I think you mean Dorian Gray :-)
I think I'll do a tag team with Elvis :-)
Doc Faustus
09-03-2009, 12:48 PM
I thought that looked wrong.
fuglystick
09-03-2009, 01:38 PM
LOL - I've discovered an new sub genre - Grammar Nazi exploitation :-)
Grammar Nazi: The School of Hell--a synopsis.
Act 1
Linda Spelchek is a linguistics student at Werdproh University. During the semester, a dozen female students have gone missing; the latest disappearence is Linda's room mate, cheerleader Blair. As with all the disappearences, no alarm is raised, as the absent-minded Dean of the university, Henry Clott, has explanations for all of them; in Blair's case, studying abroad in Italy. Linda doesn't believe that explanation, however; she and Blair were very close, both products of the foster care system, and Blair had never mentioned anything about studying abroad.
Despite her concerns, Linda continues her studies. Even though she is an undergraduate, she had been working with Professor Ilsa Blud-Clott, chairman of the Linguistics Department (and coincidentally, Dean Clott's wife), transcribing the text of an ancient document. Linda doesn't know what she is transcribing, only that is an incredibly ornate language, and Professor Blud-Clott is very demanding that Linda's work is exactly how it appears in the original text. She is soon joined by Brian Vessle, a medical student, who is the son of a senator, but with a wild rebellious streak, who is assigned to work under Professor Blud-Clott by the professor's husband as punishment for the theft of three cadavers which Brian was responsible for. Linda is confused by the assignment, however, because Brian has no predilection for transcribing, and Professor Blud-Clott has no interest in his work.

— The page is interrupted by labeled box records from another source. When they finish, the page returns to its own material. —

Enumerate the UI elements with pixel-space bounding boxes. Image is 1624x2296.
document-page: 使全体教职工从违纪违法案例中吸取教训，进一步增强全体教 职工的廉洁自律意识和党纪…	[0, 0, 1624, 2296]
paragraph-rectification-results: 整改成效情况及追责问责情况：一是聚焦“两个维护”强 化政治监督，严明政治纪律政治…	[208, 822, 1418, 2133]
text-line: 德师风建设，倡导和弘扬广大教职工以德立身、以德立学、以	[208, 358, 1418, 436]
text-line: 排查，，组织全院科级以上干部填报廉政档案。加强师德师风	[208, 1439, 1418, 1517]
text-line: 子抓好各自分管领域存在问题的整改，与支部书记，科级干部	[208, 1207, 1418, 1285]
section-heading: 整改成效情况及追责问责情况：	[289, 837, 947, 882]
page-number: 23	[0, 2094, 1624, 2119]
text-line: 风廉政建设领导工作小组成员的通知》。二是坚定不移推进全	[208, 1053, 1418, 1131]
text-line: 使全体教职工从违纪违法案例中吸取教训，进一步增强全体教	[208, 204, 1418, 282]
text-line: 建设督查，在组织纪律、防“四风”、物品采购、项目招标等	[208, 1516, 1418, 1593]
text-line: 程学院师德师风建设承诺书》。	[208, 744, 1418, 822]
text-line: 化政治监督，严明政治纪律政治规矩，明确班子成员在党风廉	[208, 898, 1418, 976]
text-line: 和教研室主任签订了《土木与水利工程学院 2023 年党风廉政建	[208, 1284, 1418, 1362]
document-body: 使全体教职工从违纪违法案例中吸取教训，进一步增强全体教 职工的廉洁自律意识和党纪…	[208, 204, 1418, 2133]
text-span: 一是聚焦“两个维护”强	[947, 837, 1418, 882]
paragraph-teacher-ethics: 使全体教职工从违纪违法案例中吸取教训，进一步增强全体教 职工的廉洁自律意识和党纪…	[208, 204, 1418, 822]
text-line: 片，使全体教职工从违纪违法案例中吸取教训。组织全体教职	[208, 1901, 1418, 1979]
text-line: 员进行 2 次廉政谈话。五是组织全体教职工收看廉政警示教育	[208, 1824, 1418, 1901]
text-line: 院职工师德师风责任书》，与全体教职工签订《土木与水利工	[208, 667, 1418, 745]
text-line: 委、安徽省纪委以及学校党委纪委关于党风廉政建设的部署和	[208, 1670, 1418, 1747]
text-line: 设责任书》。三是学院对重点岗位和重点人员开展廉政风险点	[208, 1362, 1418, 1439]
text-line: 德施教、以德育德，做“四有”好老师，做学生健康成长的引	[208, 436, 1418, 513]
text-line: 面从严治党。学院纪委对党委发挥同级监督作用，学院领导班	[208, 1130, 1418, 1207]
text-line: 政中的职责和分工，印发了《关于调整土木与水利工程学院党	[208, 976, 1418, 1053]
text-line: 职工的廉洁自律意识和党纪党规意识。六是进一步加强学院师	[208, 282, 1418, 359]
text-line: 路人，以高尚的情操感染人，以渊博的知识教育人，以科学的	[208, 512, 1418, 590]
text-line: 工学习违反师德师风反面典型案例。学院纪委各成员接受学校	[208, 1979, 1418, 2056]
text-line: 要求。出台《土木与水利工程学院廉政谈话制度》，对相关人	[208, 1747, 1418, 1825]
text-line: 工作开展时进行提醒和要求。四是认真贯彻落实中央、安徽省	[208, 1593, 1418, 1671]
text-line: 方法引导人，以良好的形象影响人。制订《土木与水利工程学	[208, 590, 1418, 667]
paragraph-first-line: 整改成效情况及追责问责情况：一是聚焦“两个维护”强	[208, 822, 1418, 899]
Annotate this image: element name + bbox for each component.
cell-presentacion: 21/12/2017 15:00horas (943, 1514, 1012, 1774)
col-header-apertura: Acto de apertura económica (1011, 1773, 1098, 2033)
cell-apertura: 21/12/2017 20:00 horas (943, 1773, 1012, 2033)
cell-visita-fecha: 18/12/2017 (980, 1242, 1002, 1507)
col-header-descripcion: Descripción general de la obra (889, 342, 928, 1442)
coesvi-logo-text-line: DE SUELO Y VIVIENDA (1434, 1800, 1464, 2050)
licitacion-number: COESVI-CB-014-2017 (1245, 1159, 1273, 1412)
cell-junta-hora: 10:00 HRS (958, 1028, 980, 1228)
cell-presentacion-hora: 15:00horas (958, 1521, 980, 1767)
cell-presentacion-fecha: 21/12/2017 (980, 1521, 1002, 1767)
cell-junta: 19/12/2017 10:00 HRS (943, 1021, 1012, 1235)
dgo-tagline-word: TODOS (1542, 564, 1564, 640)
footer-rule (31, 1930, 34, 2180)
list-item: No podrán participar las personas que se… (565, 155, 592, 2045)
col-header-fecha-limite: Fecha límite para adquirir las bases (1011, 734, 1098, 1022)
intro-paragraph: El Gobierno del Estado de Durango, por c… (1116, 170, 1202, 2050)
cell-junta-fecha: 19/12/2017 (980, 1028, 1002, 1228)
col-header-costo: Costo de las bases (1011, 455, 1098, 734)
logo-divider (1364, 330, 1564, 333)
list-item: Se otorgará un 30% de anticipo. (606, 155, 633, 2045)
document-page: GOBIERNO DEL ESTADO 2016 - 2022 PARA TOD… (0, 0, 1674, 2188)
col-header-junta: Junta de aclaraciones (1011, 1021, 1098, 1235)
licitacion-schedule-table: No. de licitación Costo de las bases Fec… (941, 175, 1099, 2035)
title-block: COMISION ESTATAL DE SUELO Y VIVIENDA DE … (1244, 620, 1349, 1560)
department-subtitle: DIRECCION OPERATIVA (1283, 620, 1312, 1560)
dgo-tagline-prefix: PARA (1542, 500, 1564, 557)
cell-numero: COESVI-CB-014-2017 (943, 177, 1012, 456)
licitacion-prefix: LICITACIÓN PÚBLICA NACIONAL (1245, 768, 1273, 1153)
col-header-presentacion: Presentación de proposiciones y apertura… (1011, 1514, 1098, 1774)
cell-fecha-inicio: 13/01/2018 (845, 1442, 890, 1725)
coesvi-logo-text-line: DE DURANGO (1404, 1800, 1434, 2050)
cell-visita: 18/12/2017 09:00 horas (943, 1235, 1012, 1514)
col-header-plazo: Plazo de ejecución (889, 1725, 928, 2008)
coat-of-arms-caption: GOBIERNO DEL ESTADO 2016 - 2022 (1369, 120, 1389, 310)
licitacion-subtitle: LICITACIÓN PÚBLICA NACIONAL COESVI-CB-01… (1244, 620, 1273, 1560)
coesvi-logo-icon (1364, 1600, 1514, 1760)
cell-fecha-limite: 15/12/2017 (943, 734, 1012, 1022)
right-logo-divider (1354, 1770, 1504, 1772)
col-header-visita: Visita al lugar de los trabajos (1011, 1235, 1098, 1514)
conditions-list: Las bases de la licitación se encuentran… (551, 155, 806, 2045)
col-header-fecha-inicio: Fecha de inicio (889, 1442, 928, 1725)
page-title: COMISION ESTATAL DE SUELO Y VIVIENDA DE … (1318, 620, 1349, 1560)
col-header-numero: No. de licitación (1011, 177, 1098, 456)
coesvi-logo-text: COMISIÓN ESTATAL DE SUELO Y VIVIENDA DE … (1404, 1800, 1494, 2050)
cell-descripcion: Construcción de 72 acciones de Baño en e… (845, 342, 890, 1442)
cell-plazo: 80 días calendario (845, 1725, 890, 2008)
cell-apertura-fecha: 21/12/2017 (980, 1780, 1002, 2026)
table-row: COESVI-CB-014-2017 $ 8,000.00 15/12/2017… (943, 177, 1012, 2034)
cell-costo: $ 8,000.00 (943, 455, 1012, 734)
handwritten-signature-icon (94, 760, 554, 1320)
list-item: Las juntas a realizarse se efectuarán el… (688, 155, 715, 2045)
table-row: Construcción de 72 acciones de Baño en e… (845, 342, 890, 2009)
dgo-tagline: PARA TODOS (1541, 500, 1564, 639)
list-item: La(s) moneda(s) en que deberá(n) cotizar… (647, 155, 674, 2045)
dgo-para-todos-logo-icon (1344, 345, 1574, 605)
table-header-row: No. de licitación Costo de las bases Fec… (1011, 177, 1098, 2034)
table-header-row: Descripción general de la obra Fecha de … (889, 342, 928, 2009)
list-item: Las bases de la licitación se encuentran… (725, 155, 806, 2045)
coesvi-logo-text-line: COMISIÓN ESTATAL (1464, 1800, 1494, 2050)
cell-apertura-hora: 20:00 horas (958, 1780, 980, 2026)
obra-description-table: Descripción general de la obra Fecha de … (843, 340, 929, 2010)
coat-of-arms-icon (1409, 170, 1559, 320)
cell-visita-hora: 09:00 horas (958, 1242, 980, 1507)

Meanwhile, Blair wakes up in a underground cell, naked and chained to the floor, along with the other 11 missing co-eds. None of them know why they are there. Twice a day, two keepers--both blond women dressed in latex dominatrix outfits emblazoned with swastikas--bring in meager rations and leave. The rest of the girls cower, but Blair demands to know why she is being held. The keepers proceed to administer a vicious beating to Blair without revealing anything.
That's all for now...
Doc Faustus
09-03-2009, 02:30 PM
Nothing like redhot exploitation metafiction.